Life Historyfreshwater mussel

  • Freshwater mussels live in rivers, streams and lakes and have a unique life cycle.
  • Freshwater mussel larvae, called glochidia, must attach to the gills or fins of a fish to complete metamorphosis to the juvenile life stage.
  • Female mussels use mimicry to lure in fish. Glochidia are packaged to look like prey items such as small fish, black fly larvae, or crayfish. When host fish try to eat these "lures", the packets break open and glochidia attach to the fish's gills.
  • Each freshwater mussel species has a unique relationship with 1 or a few fish species that serve as the host. For example, mussel species that live in riffles use small fish like minnows or darters while species that live in large rivers or lakes might use largemouth bass or catfish.
  • Their relationship with fish allows mussels to hitch a ride upstream (or downstream) and into habitats that could not be reached by these microscopic organisms if they were simply released into the water.
  • Freshwater mussels act as natural filters, cleaning up streams and rivers while filtering food from the water.
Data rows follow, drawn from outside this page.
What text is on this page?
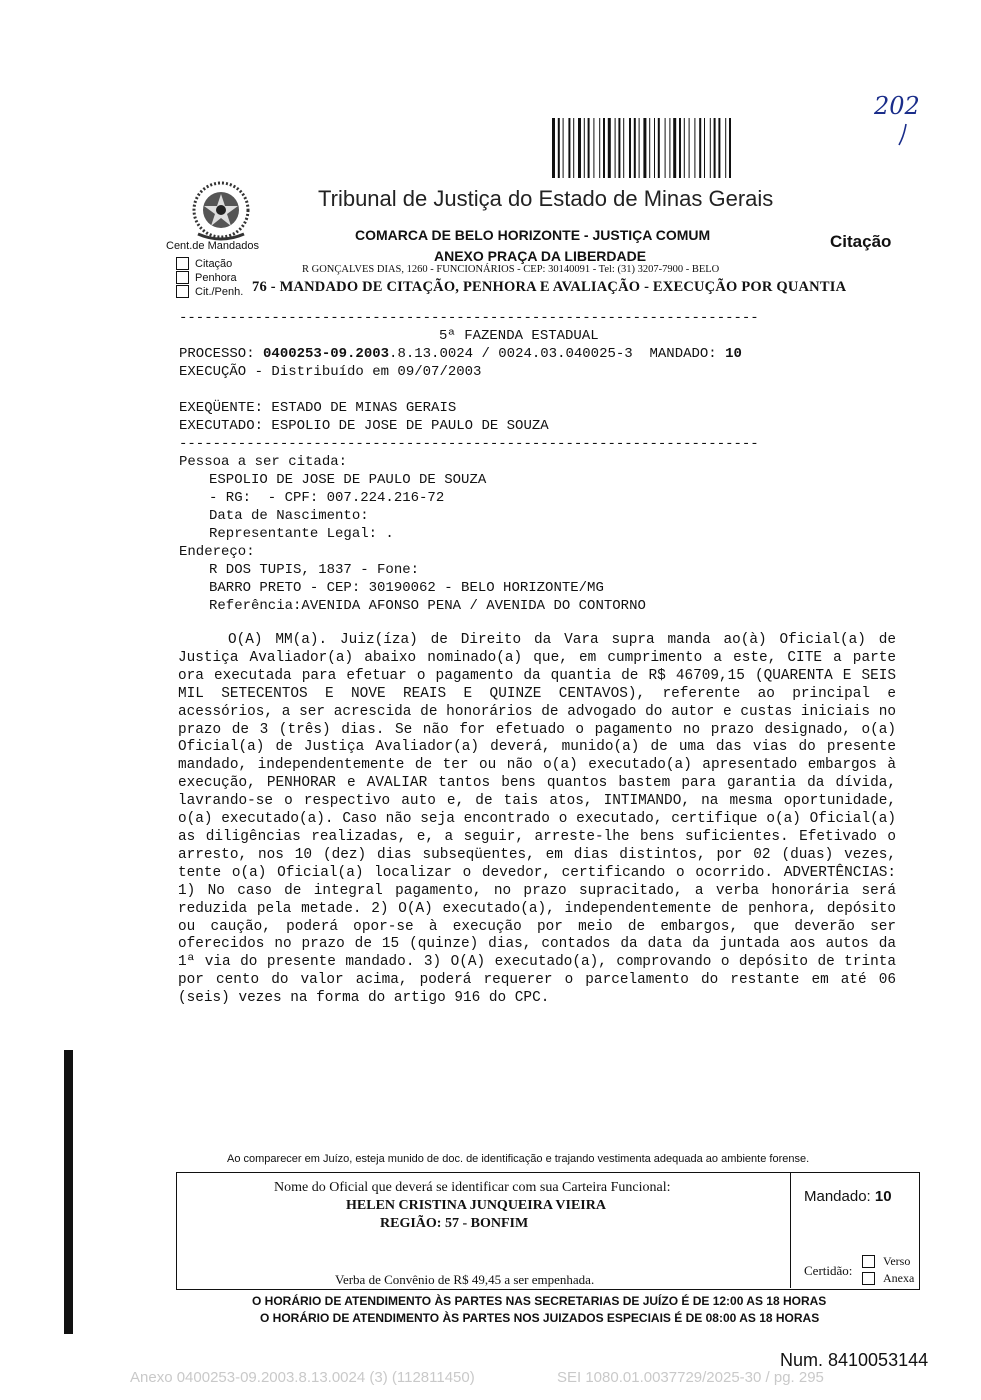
202
Tribunal de Justiça do Estado de Minas Gerais
COMARCA DE BELO HORIZONTE - JUSTIÇA COMUM
ANEXO PRAÇA DA LIBERDADE
R GONÇALVES DIAS, 1260 - FUNCIONÁRIOS - CEP: 30140091 - Tel: (31) 3207-7900 - BELO
Citação
Cent.de Mandados
Citação
Penhora
Cit./Penh. 76 - MANDADO DE CITAÇÃO, PENHORA E AVALIAÇÃO - EXECUÇÃO POR QUANTIA
---------------------------------------------------------------------
5ª FAZENDA ESTADUAL
PROCESSO: 0400253-09.2003.8.13.0024 / 0024.03.040025-3  MANDADO: 10
EXECUÇÃO - Distribuído em 09/07/2003
EXEQÜENTE: ESTADO DE MINAS GERAIS
EXECUTADO: ESPOLIO DE JOSE DE PAULO DE SOUZA
---------------------------------------------------------------------
Pessoa a ser citada:
ESPOLIO DE JOSE DE PAULO DE SOUZA
- RG:  - CPF: 007.224.216-72
Data de Nascimento:
Representante Legal: .
Endereço:
R DOS TUPIS, 1837 - Fone:
BARRO PRETO - CEP: 30190062 - BELO HORIZONTE/MG
Referência:AVENIDA AFONSO PENA / AVENIDA DO CONTORNO
O(A) MM(a). Juiz(íza) de Direito da Vara supra manda ao(à) Oficial(a) de Justiça Avaliador(a) abaixo nominado(a) que, em cumprimento a este, CITE a parte ora executada para efetuar o pagamento da quantia de R$ 46709,15 (QUARENTA E SEIS MIL SETECENTOS E NOVE REAIS E QUINZE CENTAVOS), referente ao principal e acessórios, a ser acrescida de honorários de advogado do autor e custas iniciais no prazo de 3 (três) dias. Se não for efetuado o pagamento no prazo designado, o(a) Oficial(a) de Justiça Avaliador(a) deverá, munido(a) de uma das vias do presente mandado, independentemente de ter ou não o(a) executado(a) apresentado embargos à execução, PENHORAR e AVALIAR tantos bens quantos bastem para garantia da dívida, lavrando-se o respectivo auto e, de tais atos, INTIMANDO, na mesma oportunidade, o(a) executado(a). Caso não seja encontrado o executado, certifique o(a) Oficial(a) as diligências realizadas, e, a seguir, arreste-lhe bens suficientes. Efetivado o arresto, nos 10 (dez) dias subseqüentes, em dias distintos, por 02 (duas) vezes, tente o(a) Oficial(a) localizar o devedor, certificando o ocorrido. ADVERTÊNCIAS: 1) No caso de integral pagamento, no prazo supracitado, a verba honorária será reduzida pela metade. 2) O(A) executado(a), independentemente de penhora, depósito ou caução, poderá opor-se à execução por meio de embargos, que deverão ser oferecidos no prazo de 15 (quinze) dias, contados da data da juntada aos autos da 1ª via do presente mandado. 3) O(A) executado(a), comprovando o depósito de trinta por cento do valor acima, poderá requerer o parcelamento do restante em até 06 (seis) vezes na forma do artigo 916 do CPC.
Ao comparecer em Juízo, esteja munido de doc. de identificação e trajando vestimenta adequada ao ambiente forense.
Nome do Oficial que deverá se identificar com sua Carteira Funcional:
HELEN CRISTINA JUNQUEIRA VIEIRA
REGIÃO: 57 - BONFIM
Mandado: 10
Verba de Convênio de R$ 49,45 a ser empenhada.
Certidão:
Verso
Anexa
O HORÁRIO DE ATENDIMENTO ÀS PARTES NAS SECRETARIAS DE JUÍZO É DE 12:00 AS 18 HORAS
O HORÁRIO DE ATENDIMENTO ÀS PARTES NOS JUIZADOS ESPECIAIS É DE 08:00 AS 18 HORAS
Num. 8410053144
Anexo 0400253-09.2003.8.13.0024 (3) (112811450)	SEI 1080.01.0037729/2025-30 / pg. 295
Along with food, they remove sediment from the water column making it available for aquatic insects and other bottom dwelling species.

Statusfreshwater mussel life cycle

  • Of the nearly 300 freshwater mussel species found in North America, 70 are listed as either threatened or endangered under the Endangered Species Act of 1972.
  • Many other species are declining where there were once healthy populations or have been locally extirpated due to habitat degradation, poor water quality, and barriers to fish passage.

Restoration

  • After a number of species were listed as threatened or endangered, researchers made discoveries about freshwater mussel life cycles, tolerances, and distribution. However, there are still many mysteries about freshwater mussels yet to be unraveled.
  • Managers are working to improve water quality, reduce sedimentation, and improve fish passage in rivers and streams where mussels are imperiled.
  • Since the 1990's federal, state, and university aquaculture facilities have discovered techniques for holding mussels in captivity and propagating juvenile mussels.
  • As habitat is improved and protected, and dams are removed, biologists hope to reintroduce freshwater mussels into historic habitat and augment populations where they have declined. An increase in freshwater mussels in our streams and rivers would lead to cleaner water and healthier ecosystems.